SHOOTING DAGGERS – LOVE & RAGE (2024)
-New Heavy Sounds-
Deux ans se sont écoulés depuis la sortie d’Athames (cf : Karton #8) premier EP coup de poignard, de très bonne facture pour le trio « Queercore » Londonien.
Deux ans mis entièrement à profit à faire infuser la rage frontale et rudimentaire d’un punk hardcore, lorgnant vers des tendances post-, le tout pour un message radical et simple : lancer le cri de guerre fatal contre le dogme patriarcal.
Mettre à feu une scène punk macérée dans ses propres contradictions, la rage de vaincre en exergue et des dagues plein les yeux.
| Chronique Par Nino Futur
Il aura fallu deux ans seulement aux Shooting Daggers pour revoir leur angle d’attaque et concentrer leur propos, soulager la rage viscérale, en finir avec la résignation d’avancer intimidées sous l’écrasant male gaze punk, et ce besoin immédiat de voir brûler sur place les figures de la masculinité.
Positives à bloc, les trois londoniennes nous délivrent ici un propos frais et inspirant, celui de l’unité et de l’exploit collectif, de s’organiser ensemble et de s’ouvrir pour ne plus laisser les mêmes mécanismes de société broyer les mêmes victimes.
« Not My Rival » premier single de l’album en est une magnifique interprétation, un appel à l’empathie, à l’éradication de la misogynie intériosée en chacun.e d’entre nous, briser les cycles et l’homme intérieur guidant nos actes pour mieux s’unir.
(« We watch ourselves being looked at, A man inside rules how we act.» ).
« Dare » track d’ouverture de l’album d’obédience rock avec un grand R est un immense appel à la fierté queer a s’assumer, ne plus s’écraser et prendre les rênes de chaque parcelles de nos vies.
On notera également une référence directe à feu G.L.O.S.S., figure de proue de la scène queer punk mondiale appelant à donner une chance à la violence nous montrant que les dagues ne sont pas posées pour autant et que la mission Shooting Daggers n’est pas venue prôner le pacifisme total. (Jetez un œil aux très kaos punx de « Bad Seed » et vous verrez.)
Avec une production toujours plus léchée signée Wayne Adams (producteur UK actuel de musique extrêmes/electro) « Love and Rage » s’ancre dans la lignée de cette scène hardcore actuelle distillée dans la gamme mélancolico-mélodique des éternelles 90’s.

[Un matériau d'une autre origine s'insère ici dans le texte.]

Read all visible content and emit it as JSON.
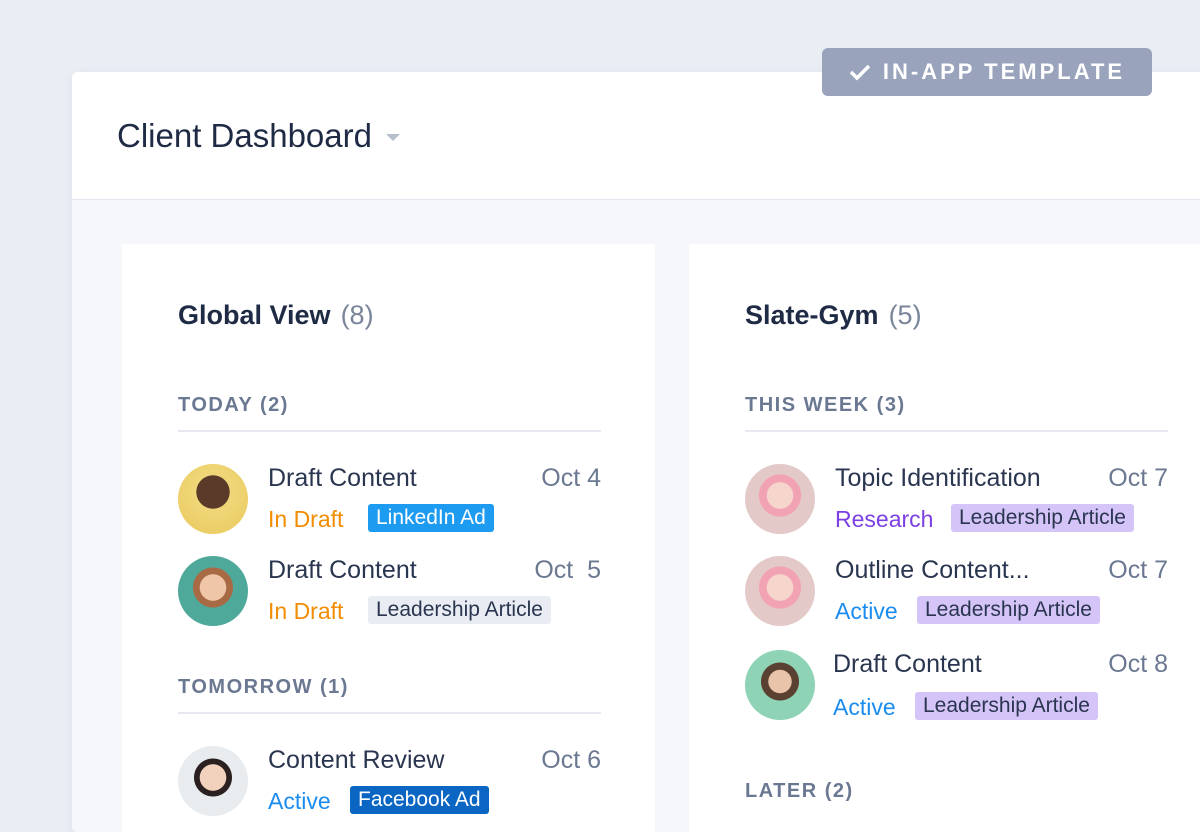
{
  "badge": {
    "icon": "check-icon",
    "label": "IN-APP TEMPLATE"
  },
  "header": {
    "title": "Client Dashboard"
  },
  "colors": {
    "in_draft": "#f28c00",
    "active": "#1a8cf0",
    "research": "#7b3fe4",
    "linkedin": "#1d9bf0",
    "facebook": "#0a66c2",
    "leadership_gray": "#e9ecf2",
    "leadership_purple": "#d4c4f7"
  },
  "columns": [
    {
      "title": "Global View",
      "count": "(8)",
      "sections": [
        {
          "label": "TODAY (2)",
          "items": [
            {
              "name": "Draft Content",
              "date": "Oct 4",
              "status": "In Draft",
              "tag": "LinkedIn Ad"
            },
            {
              "name": "Draft Content",
              "date": "Oct  5",
              "status": "In Draft",
              "tag": "Leadership Article"
            }
          ]
        },
        {
          "label": "TOMORROW (1)",
          "items": [
            {
              "name": "Content Review",
              "date": "Oct 6",
              "status": "Active",
              "tag": "Facebook Ad"
            }
          ]
        }
      ]
    },
    {
      "title": "Slate-Gym",
      "count": "(5)",
      "sections": [
        {
          "label": "THIS WEEK (3)",
          "items": [
            {
              "name": "Topic Identification",
              "date": "Oct 7",
              "status": "Research",
              "tag": "Leadership Article"
            },
            {
              "name": "Outline Content...",
              "date": "Oct 7",
              "status": "Active",
              "tag": "Leadership Article"
            },
            {
              "name": "Draft Content",
              "date": "Oct 8",
              "status": "Active",
              "tag": "Leadership Article"
            }
          ]
        },
        {
          "label": "LATER (2)",
          "items": []
        }
      ]
    }
  ]
}
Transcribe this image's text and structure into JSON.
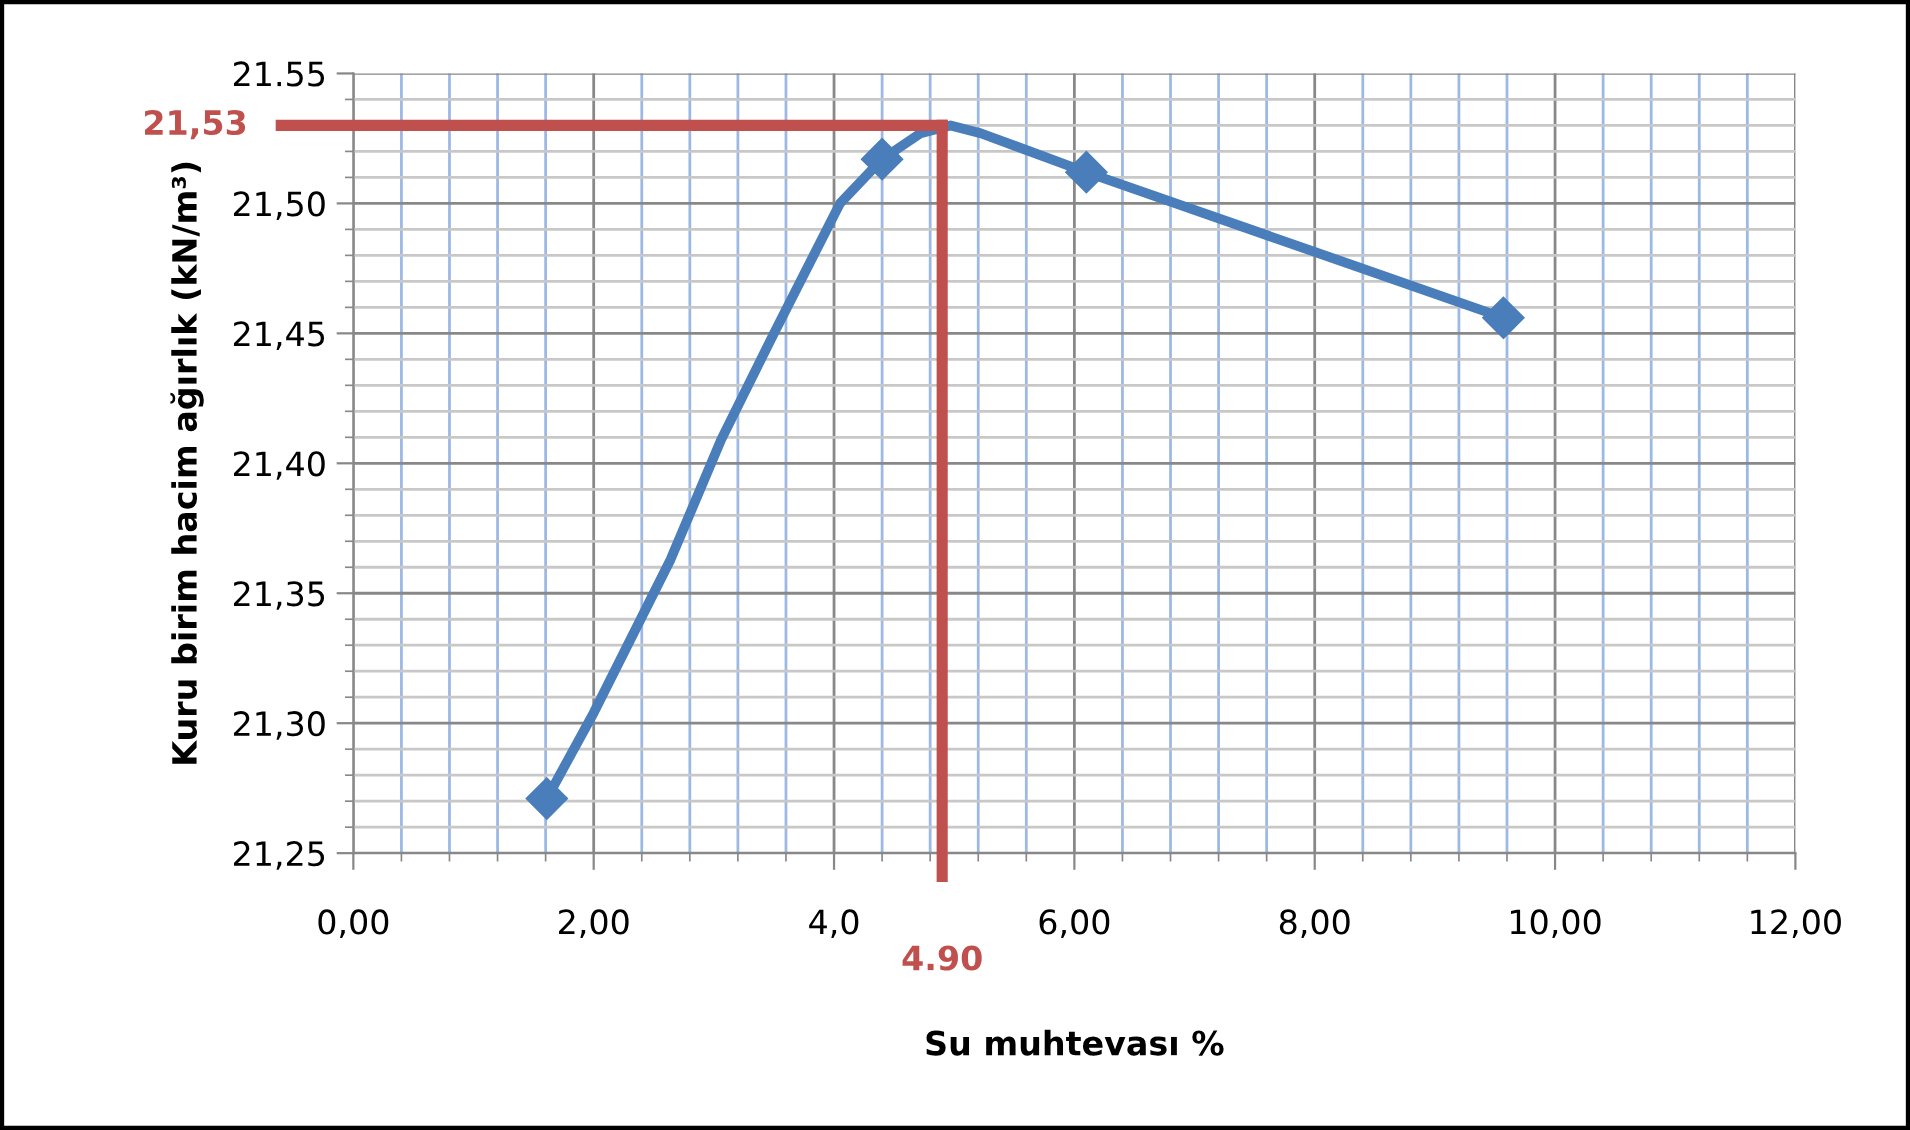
{
  "chart_data": {
    "type": "line",
    "xlabel": "Su muhtevası %",
    "ylabel": "Kuru birim hacim ağırlık (kN/m³)",
    "series": [
      {
        "color": "#4a7ebb",
        "x": [
          1.61,
          2.0,
          2.64,
          3.06,
          3.5,
          4.05,
          4.4,
          4.72,
          4.97,
          5.22,
          5.63,
          6.1,
          9.57
        ],
        "values": [
          21.271,
          21.304,
          21.363,
          21.409,
          21.45,
          21.5,
          21.517,
          21.527,
          21.53,
          21.527,
          21.52,
          21.512,
          21.456
        ],
        "marker": "none"
      },
      {
        "type": "scatter",
        "color": "#4a7ebb",
        "x": [
          1.61,
          4.4,
          6.1,
          9.57
        ],
        "values": [
          21.271,
          21.517,
          21.512,
          21.456
        ],
        "marker": "diamond"
      }
    ],
    "line_style": "solid",
    "xlim": [
      0,
      12
    ],
    "xticks": [
      {
        "value": 0,
        "label": "0,00"
      },
      {
        "value": 0.4,
        "label": null
      },
      {
        "value": 0.8,
        "label": null
      },
      {
        "value": 1.2,
        "label": null
      },
      {
        "value": 1.6,
        "label": null
      },
      {
        "value": 2,
        "label": "2,00"
      },
      {
        "value": 2.4,
        "label": null
      },
      {
        "value": 2.8,
        "label": null
      },
      {
        "value": 3.2,
        "label": null
      },
      {
        "value": 3.6,
        "label": null
      },
      {
        "value": 4,
        "label": "4,0"
      },
      {
        "value": 4.4,
        "label": null
      },
      {
        "value": 4.8,
        "label": null
      },
      {
        "value": 5.2,
        "label": null
      },
      {
        "value": 5.6,
        "label": null
      },
      {
        "value": 6,
        "label": "6,00"
      },
      {
        "value": 6.4,
        "label": null
      },
      {
        "value": 6.8,
        "label": null
      },
      {
        "value": 7.2,
        "label": null
      },
      {
        "value": 7.6,
        "label": null
      },
      {
        "value": 8,
        "label": "8,00"
      },
      {
        "value": 8.4,
        "label": null
      },
      {
        "value": 8.8,
        "label": null
      },
      {
        "value": 9.2,
        "label": null
      },
      {
        "value": 9.6,
        "label": null
      },
      {
        "value": 10,
        "label": "10,00"
      },
      {
        "value": 10.4,
        "label": null
      },
      {
        "value": 10.8,
        "label": null
      },
      {
        "value": 11.2,
        "label": null
      },
      {
        "value": 11.6,
        "label": null
      },
      {
        "value": 12,
        "label": "12,00"
      }
    ],
    "ylim": [
      21.25,
      21.55
    ],
    "yticks": [
      {
        "value": 21.25,
        "label": "21,25"
      },
      {
        "value": 21.26,
        "label": null
      },
      {
        "value": 21.27,
        "label": null
      },
      {
        "value": 21.28,
        "label": null
      },
      {
        "value": 21.29,
        "label": null
      },
      {
        "value": 21.3,
        "label": "21,30"
      },
      {
        "value": 21.31,
        "label": null
      },
      {
        "value": 21.32,
        "label": null
      },
      {
        "value": 21.33,
        "label": null
      },
      {
        "value": 21.34,
        "label": null
      },
      {
        "value": 21.35,
        "label": "21,35"
      },
      {
        "value": 21.36,
        "label": null
      },
      {
        "value": 21.37,
        "label": null
      },
      {
        "value": 21.38,
        "label": null
      },
      {
        "value": 21.39,
        "label": null
      },
      {
        "value": 21.4,
        "label": "21,40"
      },
      {
        "value": 21.41,
        "label": null
      },
      {
        "value": 21.42,
        "label": null
      },
      {
        "value": 21.43,
        "label": null
      },
      {
        "value": 21.44,
        "label": null
      },
      {
        "value": 21.45,
        "label": "21,45"
      },
      {
        "value": 21.46,
        "label": null
      },
      {
        "value": 21.47,
        "label": null
      },
      {
        "value": 21.48,
        "label": null
      },
      {
        "value": 21.49,
        "label": null
      },
      {
        "value": 21.5,
        "label": "21,50"
      },
      {
        "value": 21.51,
        "label": null
      },
      {
        "value": 21.52,
        "label": null
      },
      {
        "value": 21.53,
        "label": null
      },
      {
        "value": 21.54,
        "label": null
      },
      {
        "value": 21.55,
        "label": "21.55"
      }
    ],
    "ref_lines": [
      {
        "axis": "x",
        "value": 4.9,
        "label": "4.90",
        "color": "#c0504d"
      },
      {
        "axis": "y",
        "value": 21.53,
        "label": "21,53",
        "color": "#c0504d"
      }
    ],
    "grid": true
  }
}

Moins frontal et cru que son prédécesseur, les compositions lorgnent d’avantage vers le groove joyeusement-triste d’un Turnstile actuel (« Smug », « Tunnel vision ») ou vers un rock and roll grungisé à souhaits rappellant les puissantes envolées mélodiques de chez Narrow Head (le refrain de « Smug » d’une efficacité indescriptible).
Ou bien la tout simple coolitude d’un « Wipe Out » servant d’appel général aux meufs de prendre les skates et d’occuper la ville afin de faire de cette discipline quelque chose de moins boloss.
Quand ce n’est pas dans le hardcore que shooting daggers puise ses ressources c’est dans tout le spleen contemplatif de l’emo US. Comment ne pas penser à Title Fight et son « Head in the ceiling fan » à l’écoute de « A Guilty Conscience Needs an Accuser » où images nostalgiques et traumatiques se confondent dans le kaléidoscope flou, noyé dans les réverbérations de guitares. Ou encore aux bostoniens de Fiddlehead et leurs fulgurances indie à travers un « Love and Rage » morceau éponyme plus empreint de positivité et de résistance.
Album synonyme d’espoir et d’empowerment total, « Love and Rage » n’a jamais aussi bien porté son nom. Entre volonté collective de se porter vers le haut, donner le meilleur de soi pour effacer l’oppresseur, et volonté guerrière, Shooting Daggers vient peut-être de signer un album angulaire pour le microcosme Queercore. Au travers d’une œuvre aussi frontale qu’à fleur de peau.
Un appel à l’affirmation et à la fierté queer pour une scène véritablement inclusive et consciente de ses faiblesses, chercher à construire les alternatives plutôt que de vouloir détruire. Pour un renversement des rôles et des codes : tourner la douleur en force, l’amour en rage.